I wanted to cut and paste...

...the whole blog post, but I figured I'd give you a snippet and let you click over to read the rest. Any blog that can work its way from Sufjan Stevens to Dobsocrats and fill the in between parts with such cogent reflections deserves to be read!


Stevens gets a lot of press for his quirky Christianity; I don’t know anything specific about his particular beliefs, but it’s clear that it’s a brand of Christianity that embraces, or at least is interested in exploring, contradictions, complexities, ambiguities. These are, of course, the very concepts that modern evangelical Christianity—the tradition I grew up in and still hang around the periphery of—has a pervading and hysterical horror of. Go to any Christian bookstore (most of which tend to be evangelical Christian stores hawking Left Behind and the like) and take a gander at the array of books organized around lists and categories—The 5 Love Languages, the 4 Personality Types, 21 Ways to Conquer Anxiety, Fear, and Discontentment, Your Best Life Now: 7 Steps to Living at Your Full Potential. Now, breaking a complicated issue down into discrete parts to understand it better is not in and of itself a bad thing (and there are plenty of secular self-help books that do the same—7 Habits of Highly Effective People, which of course inspired the 7 Habits of Highly Effective Christians, evangelical culture always being only about five steps behind the mainstream that it decries).

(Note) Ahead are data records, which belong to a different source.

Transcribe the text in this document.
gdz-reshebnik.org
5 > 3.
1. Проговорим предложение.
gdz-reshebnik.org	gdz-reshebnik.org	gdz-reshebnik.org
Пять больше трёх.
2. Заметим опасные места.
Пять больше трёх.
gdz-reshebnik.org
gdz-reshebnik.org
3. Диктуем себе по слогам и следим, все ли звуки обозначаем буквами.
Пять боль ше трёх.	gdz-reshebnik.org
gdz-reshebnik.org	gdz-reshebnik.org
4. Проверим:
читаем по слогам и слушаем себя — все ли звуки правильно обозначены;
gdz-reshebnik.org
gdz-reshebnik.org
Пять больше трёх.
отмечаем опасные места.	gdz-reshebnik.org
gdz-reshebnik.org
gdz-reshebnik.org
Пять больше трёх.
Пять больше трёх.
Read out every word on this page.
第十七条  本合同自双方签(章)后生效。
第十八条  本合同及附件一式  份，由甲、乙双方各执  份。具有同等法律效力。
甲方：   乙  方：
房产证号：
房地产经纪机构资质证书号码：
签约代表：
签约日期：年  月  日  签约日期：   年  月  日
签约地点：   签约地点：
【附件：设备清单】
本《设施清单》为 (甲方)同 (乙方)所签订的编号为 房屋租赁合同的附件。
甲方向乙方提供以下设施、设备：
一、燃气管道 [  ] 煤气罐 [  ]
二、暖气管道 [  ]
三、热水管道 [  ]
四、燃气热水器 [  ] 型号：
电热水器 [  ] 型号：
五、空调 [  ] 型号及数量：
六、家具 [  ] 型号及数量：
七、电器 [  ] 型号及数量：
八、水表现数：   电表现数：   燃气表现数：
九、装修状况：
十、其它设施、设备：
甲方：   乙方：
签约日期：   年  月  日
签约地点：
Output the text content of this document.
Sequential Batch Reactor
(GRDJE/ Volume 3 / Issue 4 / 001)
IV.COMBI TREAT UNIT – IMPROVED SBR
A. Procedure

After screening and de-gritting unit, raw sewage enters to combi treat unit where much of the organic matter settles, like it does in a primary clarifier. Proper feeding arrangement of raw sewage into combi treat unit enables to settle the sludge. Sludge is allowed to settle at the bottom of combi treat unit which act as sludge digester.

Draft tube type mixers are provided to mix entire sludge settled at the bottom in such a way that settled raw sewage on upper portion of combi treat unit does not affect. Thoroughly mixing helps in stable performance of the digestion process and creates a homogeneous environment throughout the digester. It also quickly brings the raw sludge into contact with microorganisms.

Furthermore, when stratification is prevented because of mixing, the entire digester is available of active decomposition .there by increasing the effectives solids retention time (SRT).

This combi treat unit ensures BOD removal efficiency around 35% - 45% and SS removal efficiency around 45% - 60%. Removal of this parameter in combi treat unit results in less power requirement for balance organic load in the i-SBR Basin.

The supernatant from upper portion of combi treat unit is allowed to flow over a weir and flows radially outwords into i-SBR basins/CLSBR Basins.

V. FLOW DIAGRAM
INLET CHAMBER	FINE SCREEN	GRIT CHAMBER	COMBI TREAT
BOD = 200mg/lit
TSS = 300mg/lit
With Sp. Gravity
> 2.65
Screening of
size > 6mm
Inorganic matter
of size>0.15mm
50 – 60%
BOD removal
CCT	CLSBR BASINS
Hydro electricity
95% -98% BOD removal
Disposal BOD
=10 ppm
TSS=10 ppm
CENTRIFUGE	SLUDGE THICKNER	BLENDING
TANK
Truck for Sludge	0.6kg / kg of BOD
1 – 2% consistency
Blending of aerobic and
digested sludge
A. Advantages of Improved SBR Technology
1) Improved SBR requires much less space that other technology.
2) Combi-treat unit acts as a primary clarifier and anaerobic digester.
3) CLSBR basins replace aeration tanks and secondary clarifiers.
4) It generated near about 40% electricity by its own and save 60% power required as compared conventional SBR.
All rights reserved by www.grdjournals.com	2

But that’s not what these books do. These books—or, to be charitable, the way in which these books are taught and presented in the churches I’ve been a part of over the years—are about liberating you from the burdensome responsibility of having to think hard about an issue, of having to grapple with questions that don’t have easy answers. They’re about providing a formula—sometimes a Biblical formula, more often a syrupy cocktail of cherry-picked Bible verses, CEO motivation manuals, and nineteenth-century gender politics—that you can apply to world events, workplace stresses, personal relationships, or whatever situation might arise, a formula that does not explain nearly as much as it obscures, but which gives the illusion of deep understanding. It reminds me of a church small group I was in once in which everyone seemed to know exactly one thing about everyone else, and that one thing was used to explain everything each person said or did. “Well, now, as an engineer, Carl, it doesn’t surprise me that you would feel that way about the book of James.” And so on.